10 agosto 15:56 2009

Segundo Edison Lobão, estudos indicam construção de cinco usinas com potência da ordem de 6 mil MW e investimentos de até US$ 15 bilhões


O Brasil deverá receber cerca de 80% da energia que será produzida pelas hidrelétricas que serão construídas no Peru. Os projetos envolvem os governos dos dois países. De acordo com o ministro de Minas e Energia, Edison Lobão, o Brasil ficará com a parte da energia que não será utilizada pelo país vizinho. ‘O Peru deverá consumir 20% do que será produzido pelas usinas e o restante virá para o Brasil’, afirmou Lobão, em intervalo de reunião interministerial Brasil-Peru, que acontece nesta sexta-feira, 7 de agosto, no Rio de Janeiro.


A primeira etapa dos estudos prevê a construção de cinco hidrelétricas que totalizam potência instalada da ordem de 6 mil MW. ‘Nessas usinas deverão ser gastos algo em torno de US$ 12 bilhões a US$ 15 bilhões, mas ainda não temos um número certo pois ainda estamos realizando os estudos’, estimou o ministro. Ele disse ainda que a previsão é de que as usinas possam estar concluídas em 2015.


Essas cinco hidrelétricas fazem parte da primeira etapa da integração, mas esse número, de acordo com o ministro, seria muito maior. ‘A idéia inicial era construir 15 hidrelétricas no Peru, com capacidade total de 20 mil MW, mas depois decidimos limitar em cinco. Quando essa primeira fase estiver concluída, veremos a necessidade de negociarmos a construção de outras hidrelétricas’, afirmou Lobão. Na ocasião da assinatura do acordo entre os dois países, no final de abril, o plano era para a construção de seis empreendimentos.


Os recursos para viabilizar as obras, segundo Lobão, poderão vir de construtoras interessadas, da Eletrobrás, do Banco Nacional de Desenvolvimento Econômico e Social, e de outras fontes que venham a ser eleitas para isso. Lobão disse ainda que pelo acordo entre os dois países, ainda não fechado, a parte da energia que cabe ao Brasil poderá ser reexportada para outros países vizinhos. ‘Ficará a nosso critério se utilizaremos essa energia no país ou se exportaremos para os países vizinhos’, comentou.

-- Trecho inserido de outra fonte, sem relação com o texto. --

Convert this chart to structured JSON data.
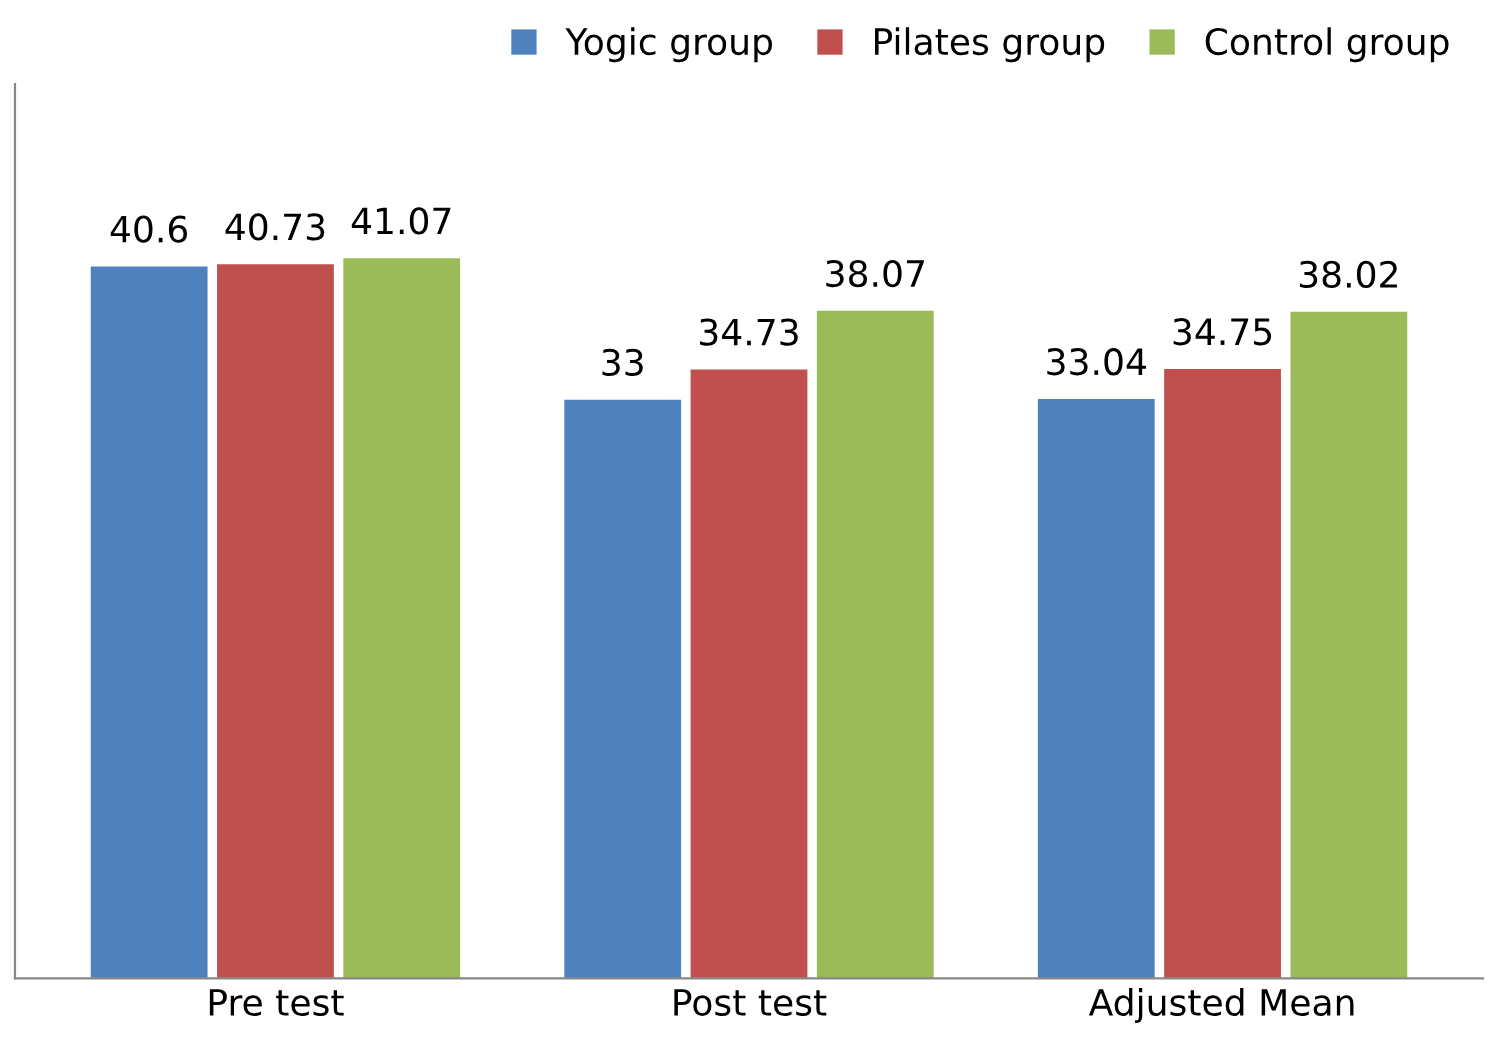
{
  "chart_data": {
    "type": "bar",
    "categories": [
      "Pre test",
      "Post test",
      "Adjusted Mean"
    ],
    "series": [
      {
        "name": "Yogic group",
        "color": "#4f81bd",
        "values": [
          40.6,
          33,
          33.04
        ]
      },
      {
        "name": "Pilates group",
        "color": "#c0504d",
        "values": [
          40.73,
          34.73,
          34.75
        ]
      },
      {
        "name": "Control group",
        "color": "#9bbb59",
        "values": [
          41.07,
          38.07,
          38.02
        ]
      }
    ],
    "ylim": [
      0,
      51
    ],
    "data_labels": true,
    "legend": "top right",
    "grid": false,
    "tick_labels": "x"
  }
}
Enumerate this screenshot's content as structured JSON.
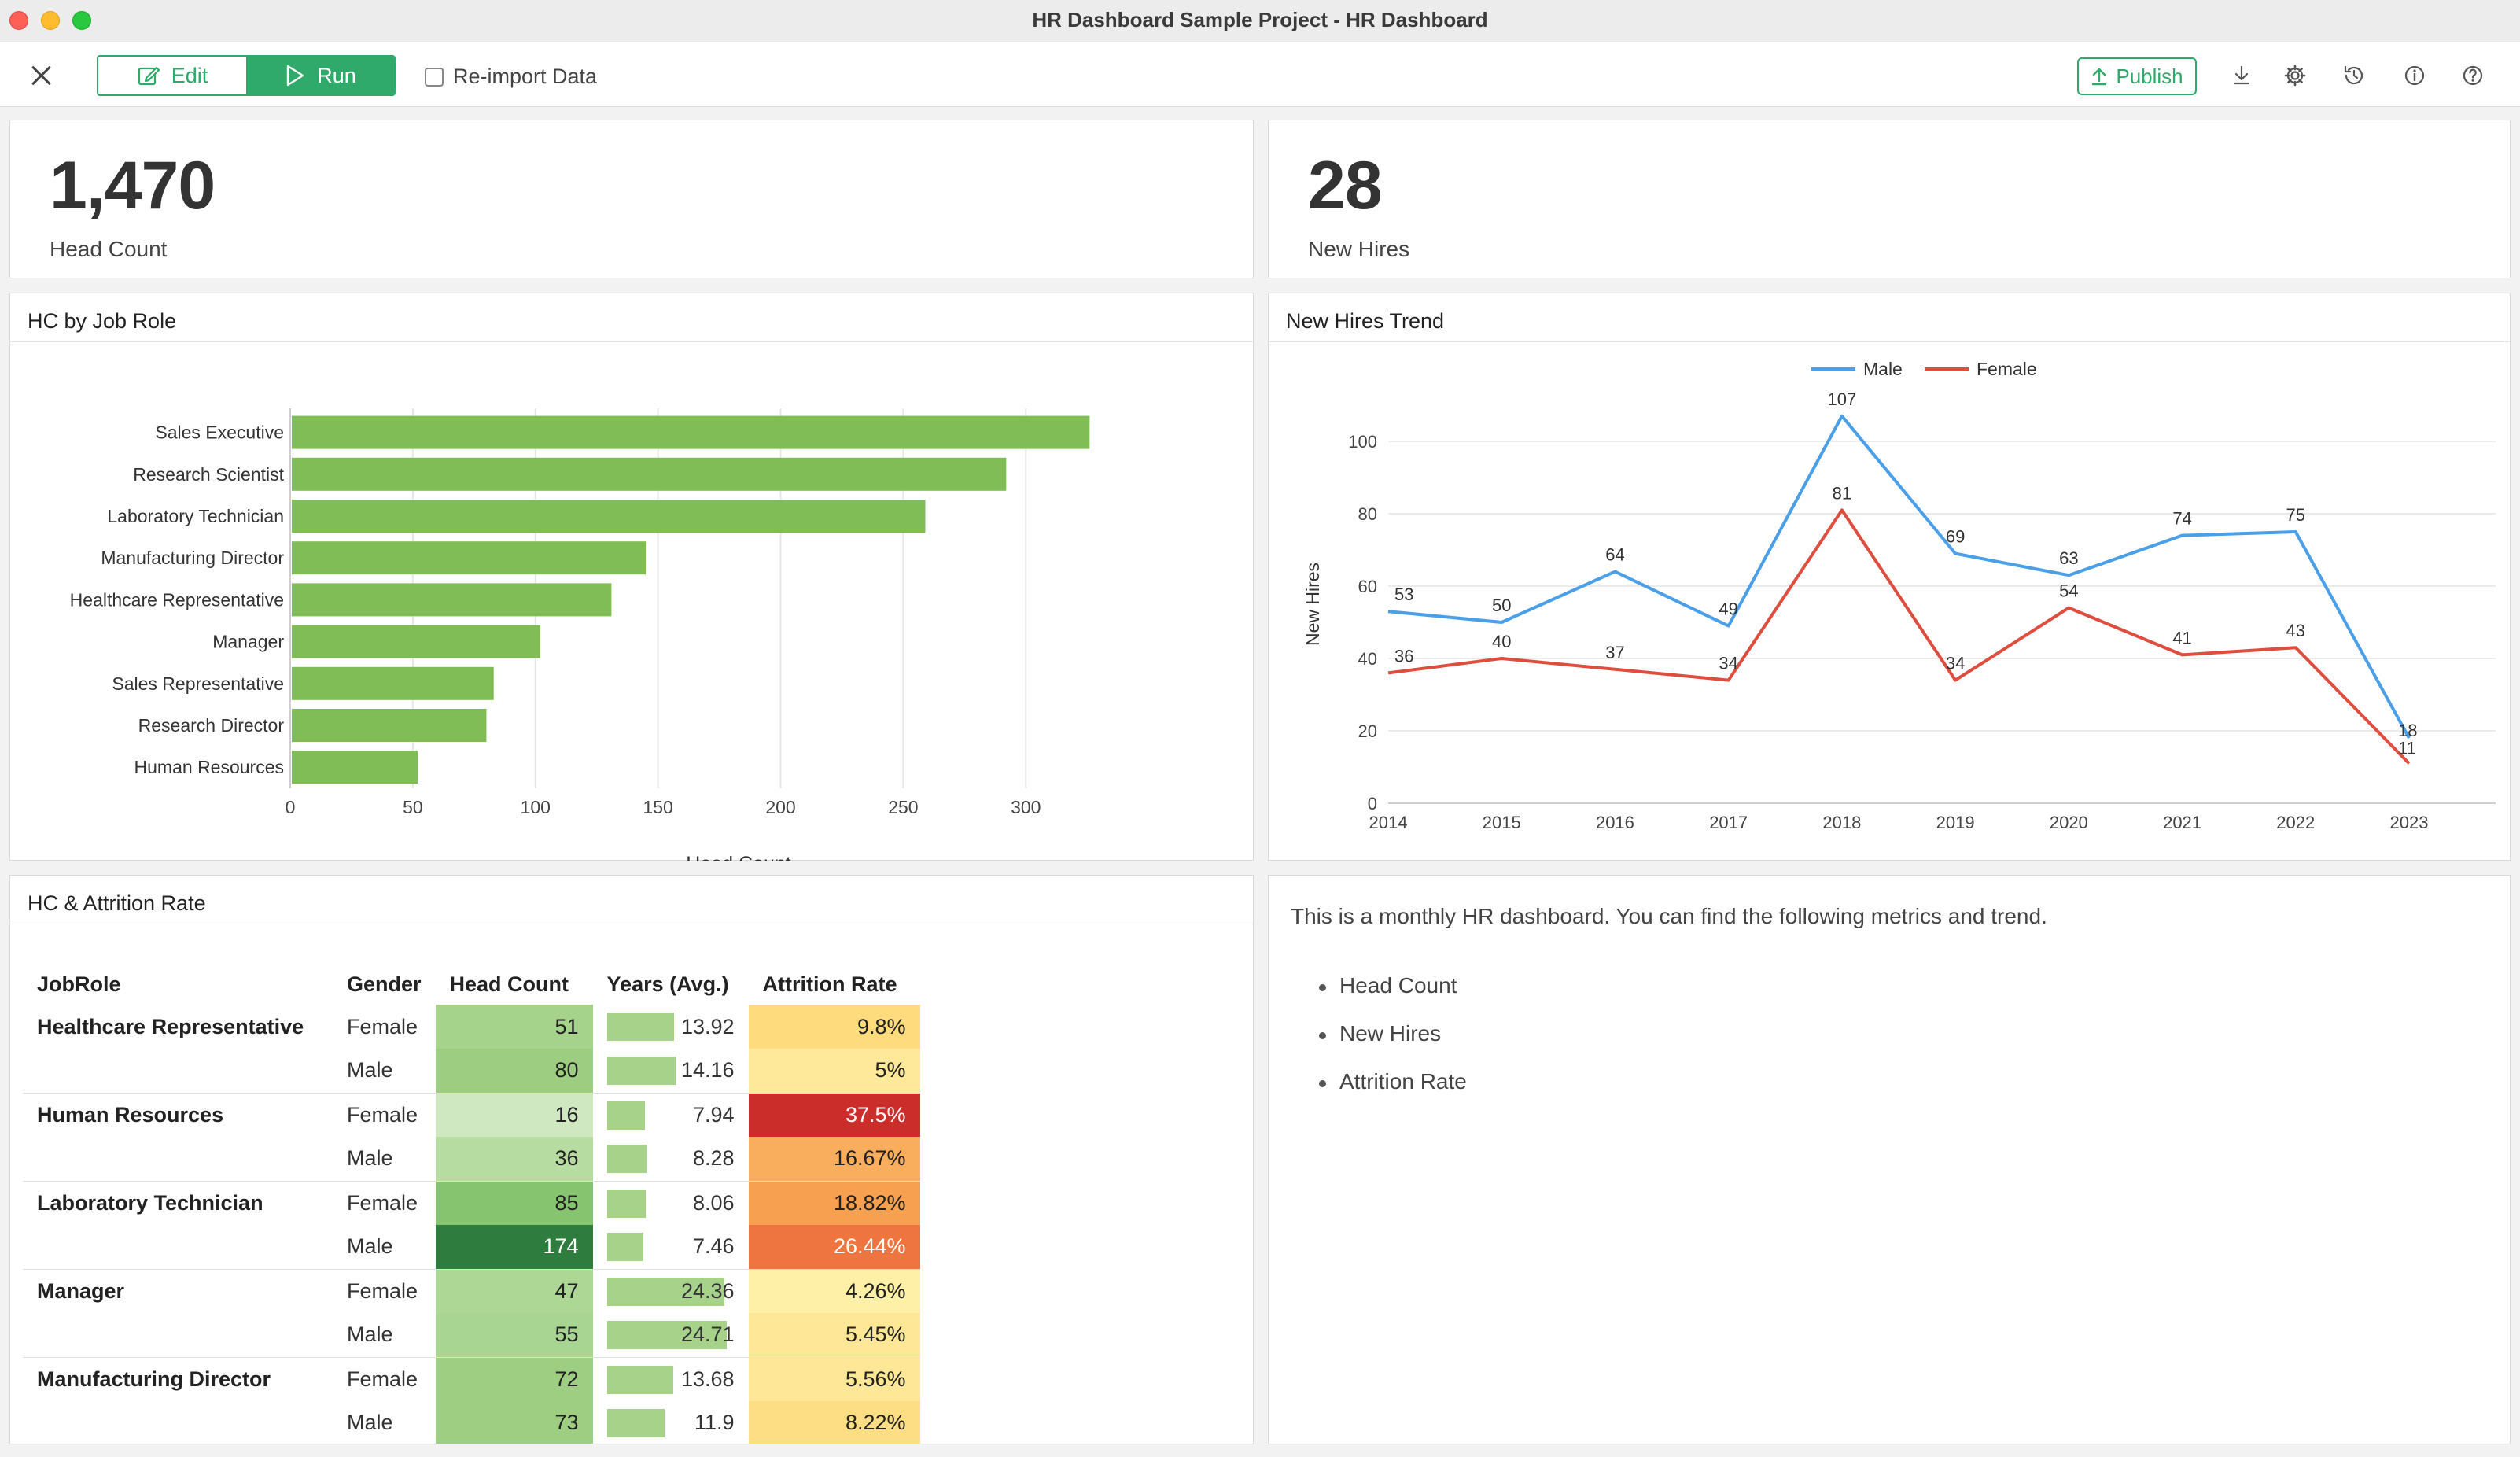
{
  "window": {
    "title": "HR Dashboard Sample Project - HR Dashboard"
  },
  "toolbar": {
    "edit_label": "Edit",
    "run_label": "Run",
    "reimport_label": "Re-import Data",
    "publish_label": "Publish",
    "accent": "#2faa6a"
  },
  "kpis": {
    "head_count": {
      "value": "1,470",
      "label": "Head Count"
    },
    "new_hires": {
      "value": "28",
      "label": "New Hires"
    }
  },
  "hc_by_role": {
    "title": "HC by Job Role",
    "chart_data": {
      "type": "bar",
      "orientation": "horizontal",
      "categories": [
        "Sales Executive",
        "Research Scientist",
        "Laboratory Technician",
        "Manufacturing Director",
        "Healthcare Representative",
        "Manager",
        "Sales Representative",
        "Research Director",
        "Human Resources"
      ],
      "values": [
        326,
        292,
        259,
        145,
        131,
        102,
        83,
        80,
        52
      ],
      "xlabel": "Head Count",
      "ylabel": "",
      "xlim": [
        0,
        340
      ],
      "xticks": [
        0,
        50,
        100,
        150,
        200,
        250,
        300
      ],
      "color": "#80bd57",
      "grid": true
    }
  },
  "new_hires_trend": {
    "title": "New Hires Trend",
    "chart_data": {
      "type": "line",
      "x": [
        2014,
        2015,
        2016,
        2017,
        2018,
        2019,
        2020,
        2021,
        2022,
        2023
      ],
      "series": [
        {
          "name": "Male",
          "color": "#4a9fe8",
          "values": [
            53,
            50,
            64,
            49,
            107,
            69,
            63,
            74,
            75,
            18
          ]
        },
        {
          "name": "Female",
          "color": "#de4e3f",
          "values": [
            36,
            40,
            37,
            34,
            81,
            34,
            54,
            41,
            43,
            11
          ]
        }
      ],
      "xlabel": "",
      "ylabel": "New Hires",
      "ylim": [
        0,
        110
      ],
      "yticks": [
        0,
        20,
        40,
        60,
        80,
        100
      ],
      "legend": "top-center",
      "grid": true
    }
  },
  "attrition": {
    "title": "HC & Attrition Rate",
    "headers": {
      "role": "JobRole",
      "gender": "Gender",
      "hc": "Head Count",
      "years": "Years (Avg.)",
      "rate": "Attrition Rate"
    },
    "rows": [
      {
        "role": "Healthcare Representative",
        "gender": "Female",
        "hc": "51",
        "years": "13.92",
        "years_value": 13.92,
        "rate": "9.8%",
        "hc_color": "#a5d38c",
        "rate_color": "#fedb7c",
        "hc_text": "#222",
        "rate_text": "#222"
      },
      {
        "role": "",
        "gender": "Male",
        "hc": "80",
        "years": "14.16",
        "years_value": 14.16,
        "rate": "5%",
        "hc_color": "#9ccd81",
        "rate_color": "#fee99a",
        "hc_text": "#222",
        "rate_text": "#222"
      },
      {
        "role": "Human Resources",
        "gender": "Female",
        "hc": "16",
        "years": "7.94",
        "years_value": 7.94,
        "rate": "37.5%",
        "hc_color": "#cfe8c1",
        "rate_color": "#cb2d2a",
        "hc_text": "#222",
        "rate_text": "#ffffff"
      },
      {
        "role": "",
        "gender": "Male",
        "hc": "36",
        "years": "8.28",
        "years_value": 8.28,
        "rate": "16.67%",
        "hc_color": "#b6dca2",
        "rate_color": "#f9ae5d",
        "hc_text": "#222",
        "rate_text": "#222"
      },
      {
        "role": "Laboratory Technician",
        "gender": "Female",
        "hc": "85",
        "years": "8.06",
        "years_value": 8.06,
        "rate": "18.82%",
        "hc_color": "#87c46f",
        "rate_color": "#f7a04f",
        "hc_text": "#222",
        "rate_text": "#222"
      },
      {
        "role": "",
        "gender": "Male",
        "hc": "174",
        "years": "7.46",
        "years_value": 7.46,
        "rate": "26.44%",
        "hc_color": "#2e7d3e",
        "rate_color": "#ee7440",
        "hc_text": "#ffffff",
        "rate_text": "#ffffff"
      },
      {
        "role": "Manager",
        "gender": "Female",
        "hc": "47",
        "years": "24.36",
        "years_value": 24.36,
        "rate": "4.26%",
        "hc_color": "#acd795",
        "rate_color": "#fff0a8",
        "hc_text": "#222",
        "rate_text": "#222"
      },
      {
        "role": "",
        "gender": "Male",
        "hc": "55",
        "years": "24.71",
        "years_value": 24.71,
        "rate": "5.45%",
        "hc_color": "#a8d592",
        "rate_color": "#fee797",
        "hc_text": "#222",
        "rate_text": "#222"
      },
      {
        "role": "Manufacturing Director",
        "gender": "Female",
        "hc": "72",
        "years": "13.68",
        "years_value": 13.68,
        "rate": "5.56%",
        "hc_color": "#9dce82",
        "rate_color": "#fee797",
        "hc_text": "#222",
        "rate_text": "#222"
      },
      {
        "role": "",
        "gender": "Male",
        "hc": "73",
        "years": "11.9",
        "years_value": 11.9,
        "rate": "8.22%",
        "hc_color": "#9dce82",
        "rate_color": "#fede85",
        "hc_text": "#222",
        "rate_text": "#222"
      }
    ],
    "years_max": 24.71
  },
  "description": {
    "intro": "This is a monthly HR dashboard. You can find the following metrics and trend.",
    "items": [
      "Head Count",
      "New Hires",
      "Attrition Rate"
    ]
  }
}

Um consórcio formado pela Eletrobrás, Andrade Gutierrez, Odebrecht, OAS, e Engevix é o responsável pelos estudos das usinas e que os estudos de engenharia deverão estar concluídos até o final do ano. Para Lobão, a construção dessas usinas é importante porque garante segurança energética para o país e também a integração energética sul-americana. ‘Vamos construir essas usinas com o Peru, mas também pretendemos construir usinas com a Argentina’, disse.


‘O Peru está vendo o projeto com muita expectativa’, afirmou o ministro de Energia do Peru, Pedro Sanches. Para trazer essa energia para o Brasil, segundo Lobão, o plano é construir uma linha de transmissão ligando Porto Velho à fronteira com o Peru, cuja extensão é da ordem de 600 quilômetros. ‘A partir daí, o Peru assumiria a construção das LTs’, explicou.